# rent car  and credit card recomendations for Spain plz.



## jgirvine (Mar 14, 2009)

We are going to Spain for a week in May, need rent car company and discount site recommendations please.

Oh, and how is everyone handling the credit card intl. fees?

Thanks;
Ginny


----------



## Passepartout (Mar 14, 2009)

We had good service and car from www.Carjet.com last fall in Portugal. They actually get their cars from other outfits (ours was from Budget). Insurance is included. Many regular travelers are using Capitol One cards. No Int'l fees. We just use our debit card from home. The fees are not big enough to worry about- especially compared to CC advance costs. We get enough cash from ATMs to last us a couple of days so the bank fees don't add up too badly.

Jim Ricks


----------



## Jimster (Mar 14, 2009)

*cc*

If you belong to a Credit Union, they usually have no fee use of debit cards and CC.  Check it out.


----------



## rosebud5 (Mar 14, 2009)

*Spain*

Where in Spain are you going? I lived in Spain for 4 years when I was in the Navy (Rota). Have only been back once in 35 years and am planning to go back very soon for a couple weeks.


----------



## Former Cruiser (Mar 14, 2009)

We also used our debit card for cash and Capital One for charges.


----------



## jgirvine (Mar 15, 2009)

rosebud5 said:


> Where in Spain are you going? I lived in Spain for 4 years when I was in the Navy (Rota). Have only been back once in 35 years and am planning to go back very soon for a couple weeks.


 
My husband was in Rota in the Navy in about 72, 73.  We have a trade with DAE to stay at the Kingfisher Club at Bengal Beach which is near Malaga.  So, yeah, he is doing the same thing.  He is excited about being able to drive onto Gibraltar as I guess one could not do that back then.

Ginny


----------



## Jimster (Mar 15, 2009)

*Gibraltar*

HMMMM Let's see how excited he is to drive in Gibraltar if he hits it at the wrong time.  Sometimes it takes hours just to get in and out.  BTW I drove in Gibraltar (and was lucky) and I didn't find it very exciting.


----------



## rosebud5 (Mar 15, 2009)

Jimster,

You miss the point. Back in the 70's, if you wanted to go to Gilbralter, you had to take a ferry to Morocco, then over to the rock. It's not so much as doing the actual drive as it is the thought of revisiting your youth.

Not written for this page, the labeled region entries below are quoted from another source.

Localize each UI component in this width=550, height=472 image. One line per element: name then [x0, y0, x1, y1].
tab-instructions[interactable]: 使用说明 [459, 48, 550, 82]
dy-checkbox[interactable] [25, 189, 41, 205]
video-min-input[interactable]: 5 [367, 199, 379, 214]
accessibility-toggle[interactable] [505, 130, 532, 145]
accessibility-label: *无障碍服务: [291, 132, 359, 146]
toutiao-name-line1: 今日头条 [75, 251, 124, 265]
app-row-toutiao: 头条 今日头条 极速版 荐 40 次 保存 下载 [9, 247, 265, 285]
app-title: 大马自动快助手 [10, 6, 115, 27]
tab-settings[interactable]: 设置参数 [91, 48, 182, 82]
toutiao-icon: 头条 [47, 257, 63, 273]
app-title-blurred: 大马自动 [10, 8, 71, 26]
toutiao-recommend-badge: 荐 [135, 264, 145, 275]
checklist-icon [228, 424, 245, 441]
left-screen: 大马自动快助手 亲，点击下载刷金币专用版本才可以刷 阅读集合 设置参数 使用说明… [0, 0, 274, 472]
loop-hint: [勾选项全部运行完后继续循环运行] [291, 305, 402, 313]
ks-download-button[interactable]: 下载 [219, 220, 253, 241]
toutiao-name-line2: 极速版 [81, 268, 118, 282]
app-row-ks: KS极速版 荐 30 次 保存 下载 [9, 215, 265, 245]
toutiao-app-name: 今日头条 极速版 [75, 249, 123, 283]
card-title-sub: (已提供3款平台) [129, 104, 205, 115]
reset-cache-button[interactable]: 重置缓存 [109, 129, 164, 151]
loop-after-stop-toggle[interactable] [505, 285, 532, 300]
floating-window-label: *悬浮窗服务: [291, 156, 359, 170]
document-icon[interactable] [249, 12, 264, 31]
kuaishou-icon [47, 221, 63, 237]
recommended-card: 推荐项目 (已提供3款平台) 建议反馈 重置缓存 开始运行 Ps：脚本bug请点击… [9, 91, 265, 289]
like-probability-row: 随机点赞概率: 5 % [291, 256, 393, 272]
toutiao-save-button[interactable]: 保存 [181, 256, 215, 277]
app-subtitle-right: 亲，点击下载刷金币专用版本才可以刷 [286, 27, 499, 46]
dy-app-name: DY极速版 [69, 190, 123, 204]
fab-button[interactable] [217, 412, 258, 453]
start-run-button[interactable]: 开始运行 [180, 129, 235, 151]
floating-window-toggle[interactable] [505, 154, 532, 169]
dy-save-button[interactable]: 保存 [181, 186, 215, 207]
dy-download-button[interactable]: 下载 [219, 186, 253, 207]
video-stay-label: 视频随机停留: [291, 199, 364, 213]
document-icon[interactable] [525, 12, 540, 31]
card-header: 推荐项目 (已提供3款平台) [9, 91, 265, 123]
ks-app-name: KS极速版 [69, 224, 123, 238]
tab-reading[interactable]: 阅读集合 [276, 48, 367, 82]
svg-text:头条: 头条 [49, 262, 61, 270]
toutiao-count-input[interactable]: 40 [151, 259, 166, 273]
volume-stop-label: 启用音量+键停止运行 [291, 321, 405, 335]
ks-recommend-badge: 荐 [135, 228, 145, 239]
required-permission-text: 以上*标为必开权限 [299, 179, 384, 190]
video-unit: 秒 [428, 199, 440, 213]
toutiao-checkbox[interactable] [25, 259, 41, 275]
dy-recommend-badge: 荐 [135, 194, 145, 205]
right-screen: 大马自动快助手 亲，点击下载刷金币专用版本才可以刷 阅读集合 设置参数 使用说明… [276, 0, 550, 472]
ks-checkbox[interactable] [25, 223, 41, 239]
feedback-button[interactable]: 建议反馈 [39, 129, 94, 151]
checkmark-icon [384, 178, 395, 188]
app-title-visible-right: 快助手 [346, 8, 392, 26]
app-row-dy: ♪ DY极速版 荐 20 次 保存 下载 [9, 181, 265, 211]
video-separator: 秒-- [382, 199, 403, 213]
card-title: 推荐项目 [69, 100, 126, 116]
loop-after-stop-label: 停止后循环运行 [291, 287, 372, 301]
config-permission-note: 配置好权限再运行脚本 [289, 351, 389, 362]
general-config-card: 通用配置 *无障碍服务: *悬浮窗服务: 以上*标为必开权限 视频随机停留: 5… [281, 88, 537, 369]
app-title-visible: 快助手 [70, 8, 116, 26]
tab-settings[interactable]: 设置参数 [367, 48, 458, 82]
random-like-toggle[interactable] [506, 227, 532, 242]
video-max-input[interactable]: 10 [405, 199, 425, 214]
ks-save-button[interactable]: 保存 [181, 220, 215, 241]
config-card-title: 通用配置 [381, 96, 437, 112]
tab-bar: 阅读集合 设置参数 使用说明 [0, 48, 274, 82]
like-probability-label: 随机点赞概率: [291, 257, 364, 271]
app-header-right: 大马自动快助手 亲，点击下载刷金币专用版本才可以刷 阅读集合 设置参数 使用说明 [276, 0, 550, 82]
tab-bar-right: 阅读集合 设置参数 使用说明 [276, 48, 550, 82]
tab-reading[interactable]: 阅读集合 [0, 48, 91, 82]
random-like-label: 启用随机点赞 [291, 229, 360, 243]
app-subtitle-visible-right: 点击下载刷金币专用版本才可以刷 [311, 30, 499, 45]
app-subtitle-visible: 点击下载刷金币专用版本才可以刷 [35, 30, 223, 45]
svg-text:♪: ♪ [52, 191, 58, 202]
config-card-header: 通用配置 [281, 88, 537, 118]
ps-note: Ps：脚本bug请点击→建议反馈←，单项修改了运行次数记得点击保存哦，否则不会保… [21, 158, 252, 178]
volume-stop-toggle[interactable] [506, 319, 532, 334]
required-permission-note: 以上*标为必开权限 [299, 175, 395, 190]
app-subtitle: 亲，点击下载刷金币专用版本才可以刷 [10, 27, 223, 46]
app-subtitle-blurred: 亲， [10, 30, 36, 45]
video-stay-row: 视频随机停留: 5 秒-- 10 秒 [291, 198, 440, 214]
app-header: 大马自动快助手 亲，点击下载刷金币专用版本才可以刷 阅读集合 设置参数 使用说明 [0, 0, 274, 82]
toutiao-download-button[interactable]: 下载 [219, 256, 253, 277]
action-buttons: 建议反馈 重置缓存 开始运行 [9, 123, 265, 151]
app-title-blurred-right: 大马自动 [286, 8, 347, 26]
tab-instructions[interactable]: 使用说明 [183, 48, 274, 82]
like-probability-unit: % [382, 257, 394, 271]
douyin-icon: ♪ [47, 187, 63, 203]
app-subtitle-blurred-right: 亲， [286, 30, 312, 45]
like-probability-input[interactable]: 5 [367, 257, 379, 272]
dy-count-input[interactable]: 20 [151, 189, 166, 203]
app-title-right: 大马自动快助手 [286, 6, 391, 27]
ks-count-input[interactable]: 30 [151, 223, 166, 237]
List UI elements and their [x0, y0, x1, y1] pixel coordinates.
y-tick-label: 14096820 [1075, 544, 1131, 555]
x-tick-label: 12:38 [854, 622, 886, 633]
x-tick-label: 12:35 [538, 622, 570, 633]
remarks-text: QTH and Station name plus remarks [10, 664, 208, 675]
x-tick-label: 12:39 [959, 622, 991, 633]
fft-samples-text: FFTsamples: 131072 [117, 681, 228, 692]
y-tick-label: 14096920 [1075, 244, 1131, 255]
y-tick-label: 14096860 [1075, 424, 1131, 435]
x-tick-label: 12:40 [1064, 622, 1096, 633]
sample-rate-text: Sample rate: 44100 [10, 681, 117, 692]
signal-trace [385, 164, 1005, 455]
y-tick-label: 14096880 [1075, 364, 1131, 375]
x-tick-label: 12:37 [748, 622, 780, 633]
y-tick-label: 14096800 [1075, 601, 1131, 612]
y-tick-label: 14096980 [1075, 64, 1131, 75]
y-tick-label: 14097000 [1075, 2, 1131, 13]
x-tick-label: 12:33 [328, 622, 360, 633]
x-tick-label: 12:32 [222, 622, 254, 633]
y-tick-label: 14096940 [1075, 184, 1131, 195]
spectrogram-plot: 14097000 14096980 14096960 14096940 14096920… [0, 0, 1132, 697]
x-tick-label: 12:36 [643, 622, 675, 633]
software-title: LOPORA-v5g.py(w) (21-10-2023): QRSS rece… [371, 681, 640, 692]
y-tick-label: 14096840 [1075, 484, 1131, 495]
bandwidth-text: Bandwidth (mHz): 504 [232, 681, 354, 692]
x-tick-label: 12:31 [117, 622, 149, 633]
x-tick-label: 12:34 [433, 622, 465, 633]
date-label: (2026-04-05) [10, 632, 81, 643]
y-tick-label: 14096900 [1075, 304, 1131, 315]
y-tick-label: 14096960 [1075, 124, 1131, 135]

I was in the Navy in the early 70's and did not revisit till the early 90's. What a change. Franco died in 1975. After that, Spain opened up its borders in the early 80's. A lot money flowed in from Gilbralter and the whole coast line is now over built. Its not the same Spain I lived for 4 years, but hey.. that's progress. Still luv the place and am planning to go back, sooooon.


----------



## Jimster (Mar 15, 2009)

*gibraltar*

Oh I understand the revisiting your youth part, but what I am suggesting is you may be sitting in traffic going nowhere while your vacation fades into the sunset.  There was a thread on this board not long ago about when to go and not go to Gibraltar so that you miss the traffic because it can be absolutely terrible.  My advise is to pick your time precisely to revisit your youth or you may end up cursing the traffic instead of accumulating memories.


----------



## rosebud5 (Mar 17, 2009)

Jimster,

Point taken. I hate traffic no matter where it is.


----------



## Cotswolder (Mar 18, 2009)

Just one note on this.
The drive to Gibralt*a*r is not too bad.
I would recommend anybody leaving their car on the Spanish side and walking across/ This takes no time at all and there are plenty of taxis that will take you on tours around this rock/
Altenatively you can walk in, it only takes 15 - 20 mins


----------



## X-ring (Mar 18, 2009)

Cotswolder said:


> Just one note on this.
> The drive to Gibralt*a*r is not too bad.
> I would recommend anybody leaving their car on the Spanish side and walking across/ This takes no time at all and there are plenty of taxis that will take you on tours around this rock/
> Altenatively you can walk in, it only takes 15 - 20 mins



Excellent advice ... walking across also makes it easier to stop in the border station and be one of those rare folks to have their passport include a stamp from _The GIB_ !

Also, study a map of the Costa del Sol roads to understand clearly which roads require a toll.


----------



## Blues (Mar 18, 2009)

X-ring said:


> Also, study a map of the Costa del Sol roads to understand clearly which roads require a toll.



Yes, and then *take it!*  If you're far enough away that the tollway is an option (farther than 10 miles or so), then the tollway will save you tons of time.  Since we were talking about traffic, it should be noted that the local roads through Fuengirola, Marbella, and Estepona have lots of it.  Unless you want a nice, slow drive, moseying on by the coast (which can be nice of itself, just won't get you to Gibraltar soon), take the toll road.

-Bob


----------



## ecwinch (Mar 18, 2009)

Do take the toll roads - much faster.

Do park on the Spanish side - and walk across. There is plenty of parking garages over on Spanish side, and only 5 minutes from the border. They can be a bit touchy about stamping your passport when they are busy. Waits to cross with a car can be significant.

Do take the taxi tours that you will find just across the border, if this is your first time. And grab the closest one to the border. Gives you a great tour and most of the drivers have lived in Gib for awhile and can provide a lot of local history and color. They typically take you on a short tour of the island - starting at the south point, then into the military sector (natural cavern, and famous apes of Gibraltar), then tour of some of the tunnels used for defense purposes.


----------



## jgirvine (Mar 19, 2009)

Thanks for all the great advice.  Had no idea that one should walk across.  Sounds much better.
Ginny


----------



## beejaybeeohio (Mar 19, 2009)

*Cost of taxi*

What would be a fair fare for one of those taxi tours of Gibraltar for 4 adults?

Does the driver wait while you tour the various sites?


----------



## Cotswolder (Mar 19, 2009)

Not sure of the fare now as it is several years since I was last there but, YES, the driver does wait whilst you tour various sights on the rock


----------